Nanping, among the poorest places in eastern China's Fujian province, is close to eliminating absolute poverty, local officials said.
The prefecture-level city, in the north of the province, has a population of around 3 million and "lifted 13,000 people out of absolute poverty" in 2017, becoming virtually free of the scourge.
China is seeking to end extreme poverty nationwide by 2020.
A provincial government report in January said only 0.02 percent of Fujian's 38.7 million people still lived in poverty. Its southern coastal cities, such as Xiamen, are affluent.
The latest central government data suggest 30.4 million Chinese live below the national poverty line, with the worst-hit areas being in the Tibet autonomous region, the Xinjiang Uygur autonomous region and the provinces of Sichuan, Gansu, Yunnan and Qinghai.

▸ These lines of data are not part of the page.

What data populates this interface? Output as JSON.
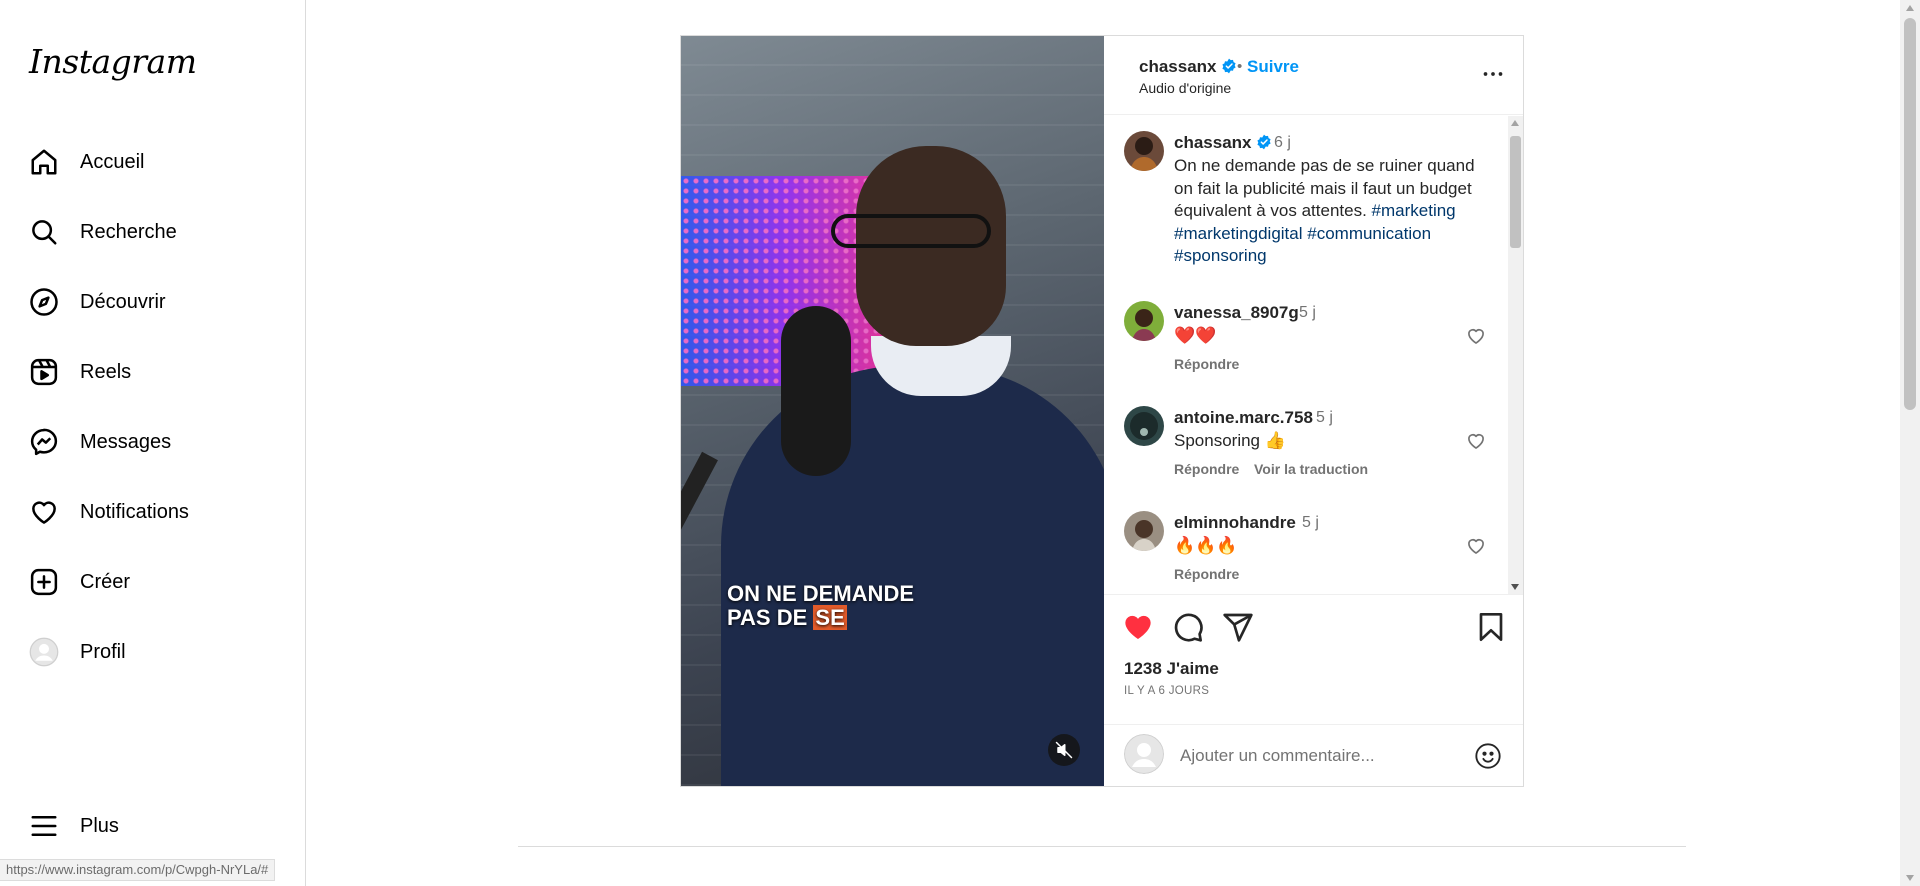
{
  "brand": {
    "logo_text": "Instagram"
  },
  "sidebar": {
    "items": [
      {
        "label": "Accueil",
        "icon": "home-icon"
      },
      {
        "label": "Recherche",
        "icon": "search-icon"
      },
      {
        "label": "Découvrir",
        "icon": "compass-icon"
      },
      {
        "label": "Reels",
        "icon": "reels-icon"
      },
      {
        "label": "Messages",
        "icon": "messenger-icon"
      },
      {
        "label": "Notifications",
        "icon": "heart-icon"
      },
      {
        "label": "Créer",
        "icon": "plus-square-icon"
      },
      {
        "label": "Profil",
        "icon": "avatar-icon"
      }
    ],
    "more_label": "Plus"
  },
  "media": {
    "caption_line1": "ON NE DEMANDE",
    "caption_line2_a": "PAS DE ",
    "caption_line2_b": "SE",
    "muted": true
  },
  "post": {
    "author": "chassanx",
    "verified": true,
    "separator": "•",
    "follow_label": "Suivre",
    "audio": "Audio d'origine",
    "caption": {
      "author": "chassanx",
      "time": "6 j",
      "text": "On ne demande pas de se ruiner quand on fait la publicité mais il faut un budget équivalent à vos attentes.",
      "hashtags": [
        "#marketing",
        "#marketingdigital",
        "#communication",
        "#sponsoring"
      ]
    },
    "comments": [
      {
        "author": "vanessa_8907g",
        "time": "5 j",
        "text": "❤️❤️",
        "reply": "Répondre"
      },
      {
        "author": "antoine.marc.758",
        "time": "5 j",
        "text": "Sponsoring 👍",
        "reply": "Répondre",
        "translate": "Voir la traduction"
      },
      {
        "author": "elminnohandre",
        "time": "5 j",
        "text": "🔥🔥🔥",
        "reply": "Répondre"
      }
    ],
    "likes": "1238 J'aime",
    "liked": true,
    "ago": "IL Y A 6 JOURS",
    "comment_placeholder": "Ajouter un commentaire..."
  },
  "status_url": "https://www.instagram.com/p/Cwpgh-NrYLa/#",
  "colors": {
    "link": "#0095f6",
    "hashtag": "#00376b",
    "liked": "#ff3040"
  }
}
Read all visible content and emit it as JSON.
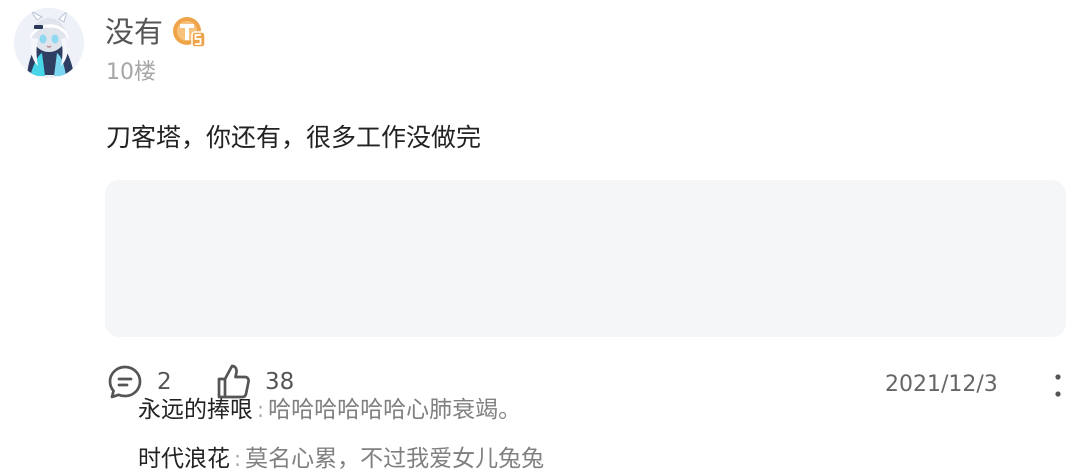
{
  "post": {
    "username": "没有",
    "level_badge": "T5",
    "floor": "10楼",
    "content": "刀客塔，你还有，很多工作没做完",
    "date": "2021/12/3"
  },
  "replies": [
    {
      "author": "永远的捧哏",
      "separator": ":",
      "text": "哈哈哈哈哈哈心肺衰竭。"
    },
    {
      "author": "时代浪花",
      "separator": ":",
      "text": "莫名心累，不过我爱女儿兔兔"
    }
  ],
  "actions": {
    "comment_count": "2",
    "like_count": "38"
  },
  "icons": {
    "avatar": "anime-character-avatar",
    "level_badge": "level-badge-icon",
    "comment": "comment-bubble-icon",
    "like": "thumbs-up-icon",
    "more": "vertical-dots-icon"
  },
  "colors": {
    "badge": "#f0a44a",
    "reply_panel": "#f5f6f7",
    "muted_text": "#a6a6a6"
  }
}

The national poverty line is set at the per capita annual income of 2,300 yuan ($360), according to the Xinhua News Agency. The provincial poverty line is higher.
"Nanping has shaken off poverty," Yuan Yi, Nanping's Party chief, told a group of journalists in the city on May 26.
But eradication is not a onetime solution, he cautioned. "Some people might slip back into poverty because of diseases or natural disasters," Yuan said.
In 2017, 95 households, or around 270 individuals, returned to absolute poverty, Yi said, without specifying the cause.
"The big challenge in the next few years will be to prevent this from happening," he added.
China Daily was part of a media group tour last week that studied poverty relief in northern Fujian.